Several more chartered flights have been scheduled to keep tranporting evacuees from Afghanistan to Germany
A plane chartered by the German government to bring people evacuated from Afghanistan to Germany landed in the city of Frankfurt early on Wednesday morning.
Some 131 people who had been evacuated by German military planes from Kabul airport to the Uzbek capital of Tashkent arrived in Germany several hours after leaving Afghanistan.
The German airline Lufthansa put on special flights to fly evacuees from Tashkent. It said it would carry out more such flights in the next few days "in the framework of an air bridge and in agreement with the German government."
Flights were also scheduled to leave from the Qatari capital Doha as well as other neighboring countries.
Plans for the flight were laid out in a matter of hours. "Traffic rights were applied for at short notice, crew deployment planning was carried out and the aircraft was cleared for deployment," Lufthansa said.
An earlier flight on Tuesday had brought the first personnel evacuated from the German embassy in Afghanistan. They landed at Berlin's Schönefeld airport.
A third military A400M transport aircraft left Kabul late on Tuesday, bringing another 139 people to Tashkent. More than 260 people have been evacuated from Afghanistan by the German army so far.
The German government came under heavy criticism after the first evacuation mission left Kabul with just seven people on board on Monday.
Germany has been scrambling to react to the fall of Kabul and most of Afghanistan to ultraconservative Taliban insurgents on Sunday.
The rapid takeover by the militants caught many people by surprise, leading to chaotic scenes at Kabul's Hamid Karzai International Airport. Desperate crowds swarmed onto the tarmac in the hope of escaping the country.

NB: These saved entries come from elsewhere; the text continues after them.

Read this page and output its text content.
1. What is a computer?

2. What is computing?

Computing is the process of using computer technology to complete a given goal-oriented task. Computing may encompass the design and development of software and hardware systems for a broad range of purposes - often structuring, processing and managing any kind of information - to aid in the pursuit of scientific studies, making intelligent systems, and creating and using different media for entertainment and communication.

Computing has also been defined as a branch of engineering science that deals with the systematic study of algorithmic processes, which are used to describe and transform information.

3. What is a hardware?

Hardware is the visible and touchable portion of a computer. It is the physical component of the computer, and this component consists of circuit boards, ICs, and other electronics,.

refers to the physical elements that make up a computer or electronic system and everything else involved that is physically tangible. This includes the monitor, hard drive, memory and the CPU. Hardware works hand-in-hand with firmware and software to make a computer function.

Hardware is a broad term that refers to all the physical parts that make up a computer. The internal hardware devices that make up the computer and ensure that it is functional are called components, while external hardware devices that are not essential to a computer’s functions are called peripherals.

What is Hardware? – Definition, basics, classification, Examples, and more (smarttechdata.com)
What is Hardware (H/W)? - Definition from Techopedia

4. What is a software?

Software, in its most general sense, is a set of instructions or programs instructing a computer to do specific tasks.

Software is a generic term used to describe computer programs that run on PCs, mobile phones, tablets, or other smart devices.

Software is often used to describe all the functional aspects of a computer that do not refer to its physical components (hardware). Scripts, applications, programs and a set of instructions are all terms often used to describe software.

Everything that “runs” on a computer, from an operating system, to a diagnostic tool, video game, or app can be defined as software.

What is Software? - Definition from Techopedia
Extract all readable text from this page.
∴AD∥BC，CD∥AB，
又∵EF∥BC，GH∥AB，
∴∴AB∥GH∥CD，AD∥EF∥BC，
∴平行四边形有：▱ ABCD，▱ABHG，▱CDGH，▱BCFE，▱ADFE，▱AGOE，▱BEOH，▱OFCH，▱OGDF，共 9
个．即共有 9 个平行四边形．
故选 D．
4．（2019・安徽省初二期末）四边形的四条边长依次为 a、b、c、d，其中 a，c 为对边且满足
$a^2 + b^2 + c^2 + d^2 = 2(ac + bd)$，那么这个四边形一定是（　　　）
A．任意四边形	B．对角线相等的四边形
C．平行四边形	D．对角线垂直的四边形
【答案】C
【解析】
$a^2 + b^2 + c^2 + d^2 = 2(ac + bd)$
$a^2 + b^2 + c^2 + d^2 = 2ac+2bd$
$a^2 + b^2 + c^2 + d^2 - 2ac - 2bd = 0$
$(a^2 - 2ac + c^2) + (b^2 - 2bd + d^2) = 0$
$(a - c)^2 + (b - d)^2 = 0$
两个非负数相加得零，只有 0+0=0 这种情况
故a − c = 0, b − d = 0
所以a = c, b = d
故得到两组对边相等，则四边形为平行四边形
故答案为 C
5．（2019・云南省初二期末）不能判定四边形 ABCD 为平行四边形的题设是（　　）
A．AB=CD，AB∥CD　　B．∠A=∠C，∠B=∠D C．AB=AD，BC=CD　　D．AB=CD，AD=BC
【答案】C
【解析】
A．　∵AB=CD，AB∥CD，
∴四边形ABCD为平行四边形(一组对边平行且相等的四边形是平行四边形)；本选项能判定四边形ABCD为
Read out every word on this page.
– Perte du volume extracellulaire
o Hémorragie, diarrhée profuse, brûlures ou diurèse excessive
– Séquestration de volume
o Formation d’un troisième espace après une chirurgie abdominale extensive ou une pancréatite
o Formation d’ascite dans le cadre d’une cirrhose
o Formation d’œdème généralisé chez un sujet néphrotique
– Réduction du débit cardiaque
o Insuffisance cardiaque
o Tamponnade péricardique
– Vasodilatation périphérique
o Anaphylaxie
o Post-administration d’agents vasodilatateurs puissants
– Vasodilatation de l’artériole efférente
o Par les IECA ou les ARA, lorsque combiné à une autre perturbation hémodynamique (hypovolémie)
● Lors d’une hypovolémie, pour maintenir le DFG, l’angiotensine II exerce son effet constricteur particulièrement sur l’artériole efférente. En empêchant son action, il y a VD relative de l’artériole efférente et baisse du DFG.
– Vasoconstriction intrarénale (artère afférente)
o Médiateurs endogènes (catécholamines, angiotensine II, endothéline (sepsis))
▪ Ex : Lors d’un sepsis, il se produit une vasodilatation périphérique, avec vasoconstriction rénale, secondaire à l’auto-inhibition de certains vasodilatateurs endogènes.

One US plane took off with over 600 people on board. German military aircraft prevented from landing, however, until security forces were able to clear the runway again.
Germany is one of several countries trying to evacuate its citizens as well as locals who worked with its military face possible persecution by the Taliban.
Berlin has been criticized for failing to help Afghan staff earlier.
Australian Prime Minister Scott Morrison said on Wednesday that his government's first evacuation flight had left Kabul.
The plane carrying 26 people landed at an Australian base in the United Arab Emirates, he said.
Passengers included Australian nationals, Afghans with Australian visas and one foreign official, the broadcaster SBS reported.
Morrison said rescue flights would go on "for as long as we can continue to operate the flights to get people out."
"This is not a simple process," he said.
But Human Rights Watch criticized the Australian government for the slow pace at which it was evacuating those who need protection.
"Now is not the time to send partially-filled planes out of Kabul when so many Afghans are at risk and can't leave," said Elaine Pearson, the group's Australia director.
Pearson urged Australia to carry out any security vetting in a safe third country, rather than try and complete the process on the ground in Afghanistan.
Australia said on Monday it would send 250 military personnel to Kabul to evacuate its citizens and an unspecified number of Afghans who had been given visas after working for Australia.
A Western security official, quoted by the Reuters news agency, said more than 2,200 diplomats and civilians have been evacuated since the Taliban seized control of the Afghan capital earlier this week.